Lurker–Lurk for a while– This might be the biggest trick of all. Just reading and observing allows you to get to know the people, the leadership, and the regulars. It allows you to learn the topics and how you might fit in. If you see an easy post to respond to such as a new leadership announcement, respond with a congratulatory message just to let them know you are there. Think of lurking like being at a party where you don’t know anyone — typically you listen for a long while before you jump into conversations and you only do so at the most opportune time. Pro lurkers are some of the best members. They are helpful, know pretty much everything that is going on in the community, and almost never are the cause of drama. 

CoolStory–Stay on topic– This is another one that should go without saying but still needs to be addressed. Every community is different and some are more stringent when it comes to staying on topic versus others — this is something you can learn during your lurker phase. For a best practice, it is best to only post on the topic the community is interested in — posting off topic is like having a conversation with your friend about crowdfunding and suddenly someone jumps in and slaps their phone in your face showing you a funny meme about dragons — don’t get me wrong, dragon memes are all the rage — or that might just be me? — but they have their place and time. Stay respectful to the community by staying on topic — at least until you have established yourself.

–Humanize yourself- I know, I know. Usernames are an opportunity to express yourself — and  as tempting as it may be to sport that uber-cool “xX420MiLeHiGhXx” profile name, it can easily become another obstacle when attempting to fit in a new community. I mean, usernames are fun and all — but it is hard to take someone serious when their profile name looks like something an edgy twelve year old came up with. Think about creating a name that is either your real name, or incorporates your first name. Something cool — like LogicianTim,  Hah! — if not, think about signing your posts with your first name — something like “~Tim” at the end — these things can go along way with building credibility. And while you are at it, using your real face as your avatar humanizes your profile. There are way too many trolls out there and a real picture can help build trust within the community quickly. 

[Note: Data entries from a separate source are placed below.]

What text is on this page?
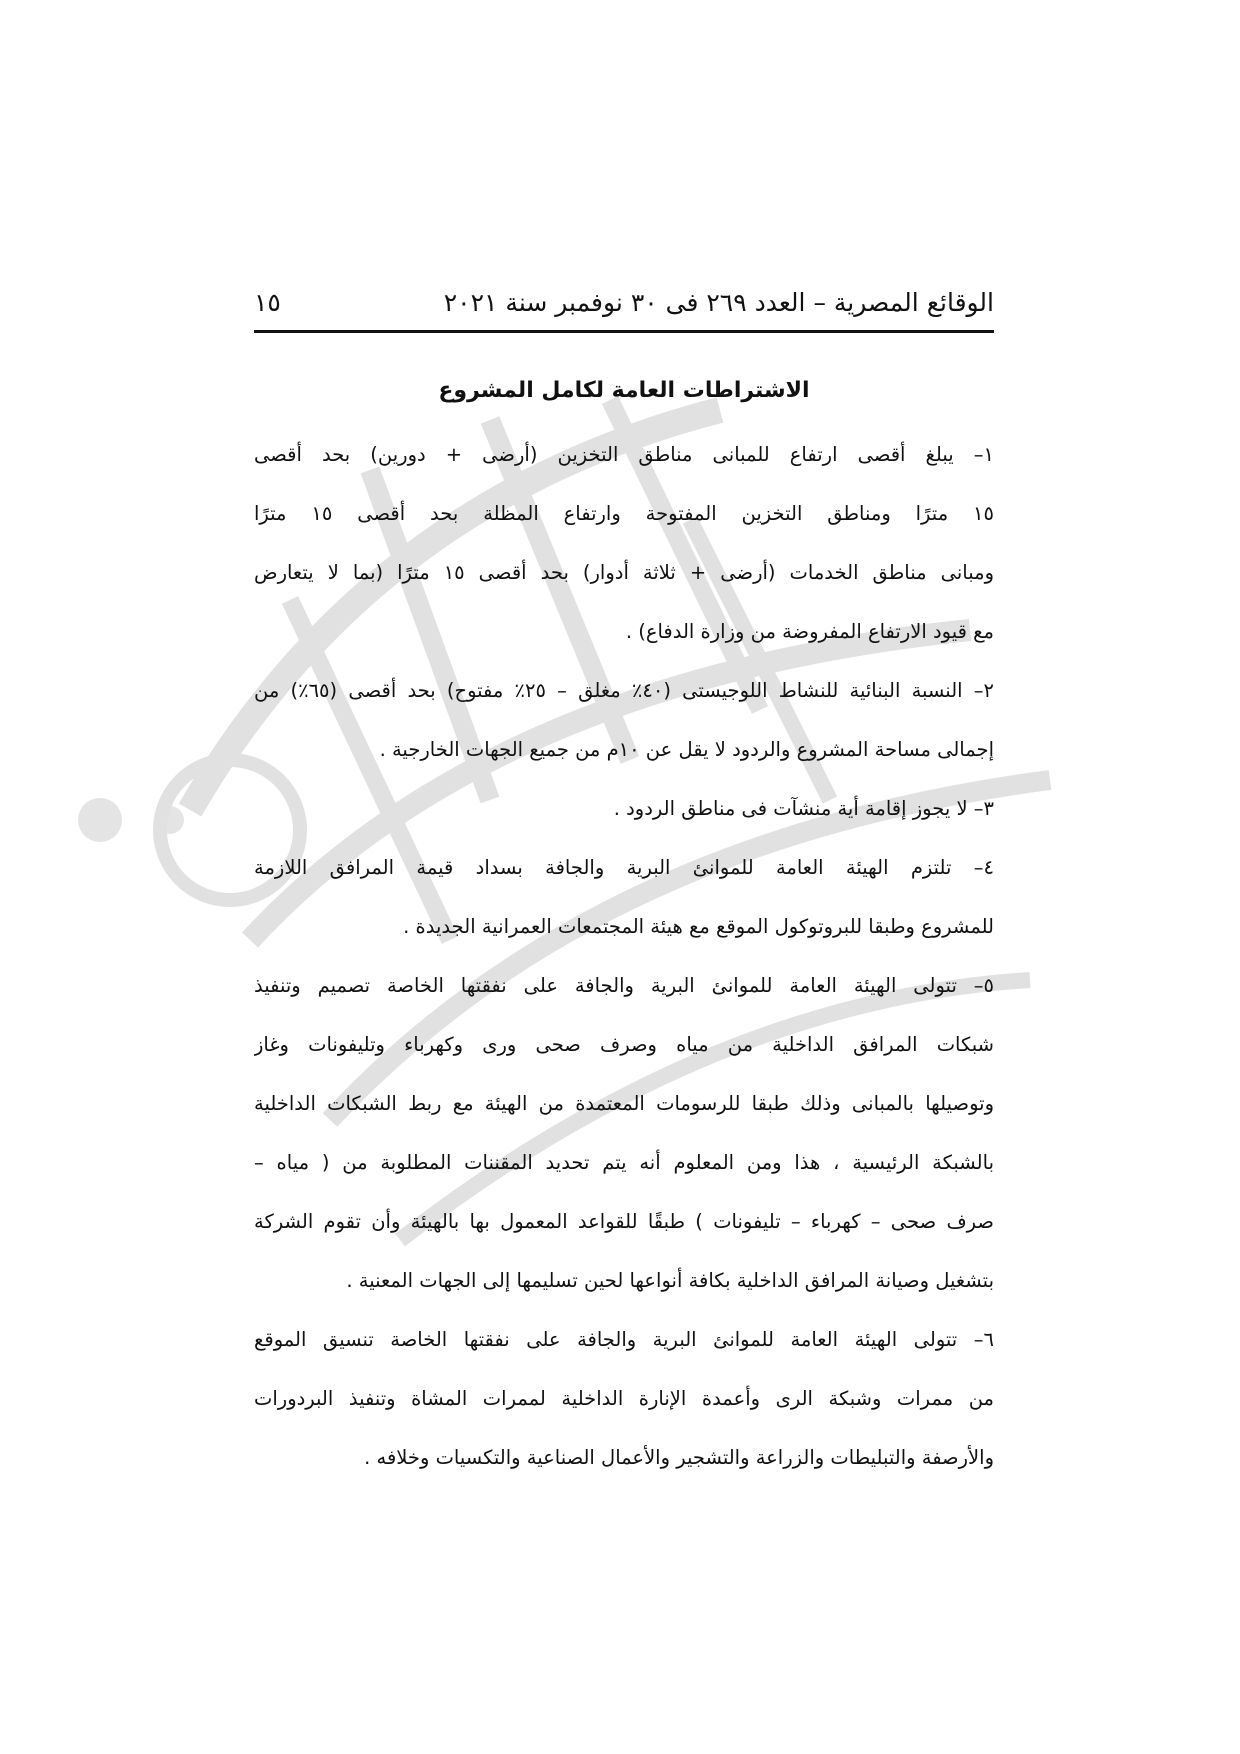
الوقائع المصرية – العدد ٢٦٩ فى ٣٠ نوفمبر سنة ٢٠٢١
١٥
الاشتراطات العامة لكامل المشروع
١– يبلغ أقصى ارتفاع للمبانى مناطق التخزين (أرضى + دورين) بحد أقصى
١٥ مترًا ومناطق التخزين المفتوحة وارتفاع المظلة بحد أقصى ١٥ مترًا
ومبانى مناطق الخدمات (أرضى + ثلاثة أدوار) بحد أقصى ١٥ مترًا (بما لا يتعارض
مع قيود الارتفاع المفروضة من وزارة الدفاع) .
٢– النسبة البنائية للنشاط اللوجيستى (٤٠٪ مغلق – ٢٥٪ مفتوح) بحد أقصى (٦٥٪) من
إجمالى مساحة المشروع والردود لا يقل عن ١٠م من جميع الجهات الخارجية .
٣– لا يجوز إقامة أية منشآت فى مناطق الردود .
٤– تلتزم الهيئة العامة للموانئ البرية والجافة بسداد قيمة المرافق اللازمة
للمشروع وطبقا للبروتوكول الموقع مع هيئة المجتمعات العمرانية الجديدة .
٥– تتولى الهيئة العامة للموانئ البرية والجافة على نفقتها الخاصة تصميم وتنفيذ
شبكات المرافق الداخلية من مياه وصرف صحى ورى وكهرباء وتليفونات وغاز
وتوصيلها بالمبانى وذلك طبقا للرسومات المعتمدة من الهيئة مع ربط الشبكات الداخلية
بالشبكة الرئيسية ، هذا ومن المعلوم أنه يتم تحديد المقننات المطلوبة من ( مياه –
صرف صحى – كهرباء – تليفونات ) طبقًا للقواعد المعمول بها بالهيئة وأن تقوم الشركة
بتشغيل وصيانة المرافق الداخلية بكافة أنواعها لحين تسليمها إلى الجهات المعنية .
٦– تتولى الهيئة العامة للموانئ البرية والجافة على نفقتها الخاصة تنسيق الموقع
من ممرات وشبكة الرى وأعمدة الإنارة الداخلية لممرات المشاة وتنفيذ البردورات
والأرصفة والتبليطات والزراعة والتشجير والأعمال الصناعية والتكسيات وخلافه .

help–Be helpful The one thing to remember about any community is that it is made up of people — people that have all different backgrounds and skill sets. At times, you will run across a question you know the answer to or have a different take on it — in these cases you need to answer it. People are posting to get the feedback and/or gain the knowledge of other people — and once you join a community, you are one of those people.  A strong community is made of people dedicated to helping one another. Being helpful and sharing your knowledge with others in a respectful way will have others in the community thankful you are there.

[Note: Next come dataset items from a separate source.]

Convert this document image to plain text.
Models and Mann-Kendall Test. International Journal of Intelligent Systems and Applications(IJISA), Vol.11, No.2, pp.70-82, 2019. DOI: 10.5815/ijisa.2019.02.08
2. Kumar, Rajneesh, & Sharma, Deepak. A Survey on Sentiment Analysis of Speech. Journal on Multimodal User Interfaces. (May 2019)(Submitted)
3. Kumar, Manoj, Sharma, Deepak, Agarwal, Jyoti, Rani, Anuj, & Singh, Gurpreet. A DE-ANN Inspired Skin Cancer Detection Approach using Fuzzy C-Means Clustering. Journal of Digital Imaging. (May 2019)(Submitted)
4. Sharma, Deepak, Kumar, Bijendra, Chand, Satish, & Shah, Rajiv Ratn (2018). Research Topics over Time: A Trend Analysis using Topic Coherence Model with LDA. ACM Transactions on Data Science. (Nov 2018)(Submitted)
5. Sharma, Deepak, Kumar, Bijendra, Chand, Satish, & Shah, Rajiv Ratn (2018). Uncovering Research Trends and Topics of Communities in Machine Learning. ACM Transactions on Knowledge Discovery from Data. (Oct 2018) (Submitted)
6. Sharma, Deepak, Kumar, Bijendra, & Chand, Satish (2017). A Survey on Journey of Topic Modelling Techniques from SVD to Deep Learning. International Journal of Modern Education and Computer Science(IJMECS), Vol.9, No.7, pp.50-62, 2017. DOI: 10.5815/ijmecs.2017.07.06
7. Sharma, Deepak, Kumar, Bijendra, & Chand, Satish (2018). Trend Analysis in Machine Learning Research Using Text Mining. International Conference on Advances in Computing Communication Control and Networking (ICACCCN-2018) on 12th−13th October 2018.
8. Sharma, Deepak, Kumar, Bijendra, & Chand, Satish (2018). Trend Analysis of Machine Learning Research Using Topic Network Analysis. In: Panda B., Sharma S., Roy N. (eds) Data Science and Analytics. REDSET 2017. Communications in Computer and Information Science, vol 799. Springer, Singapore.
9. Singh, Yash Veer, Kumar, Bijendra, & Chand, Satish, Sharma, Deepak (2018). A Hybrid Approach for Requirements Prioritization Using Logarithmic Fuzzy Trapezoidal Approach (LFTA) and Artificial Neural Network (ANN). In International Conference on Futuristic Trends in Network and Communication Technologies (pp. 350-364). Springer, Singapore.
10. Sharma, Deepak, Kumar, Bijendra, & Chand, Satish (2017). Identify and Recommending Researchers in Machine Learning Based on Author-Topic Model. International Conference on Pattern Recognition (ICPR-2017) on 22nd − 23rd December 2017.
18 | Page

As I said, being the new guy can be intimidating — but following this list of best practices can help you become an upstanding member of just about any community over time. We live in an age — I hate that phrase — where face-to-face friendships are becoming more and more rare. At the same time, we have access to virtually anyone on earth with an internet connection. As we learn new things, gain more hobbies, and push the boundaries of our comfort zones — we open ourselves up to others — which, surprisingly can make some of the best friends you might never meet in “real life.”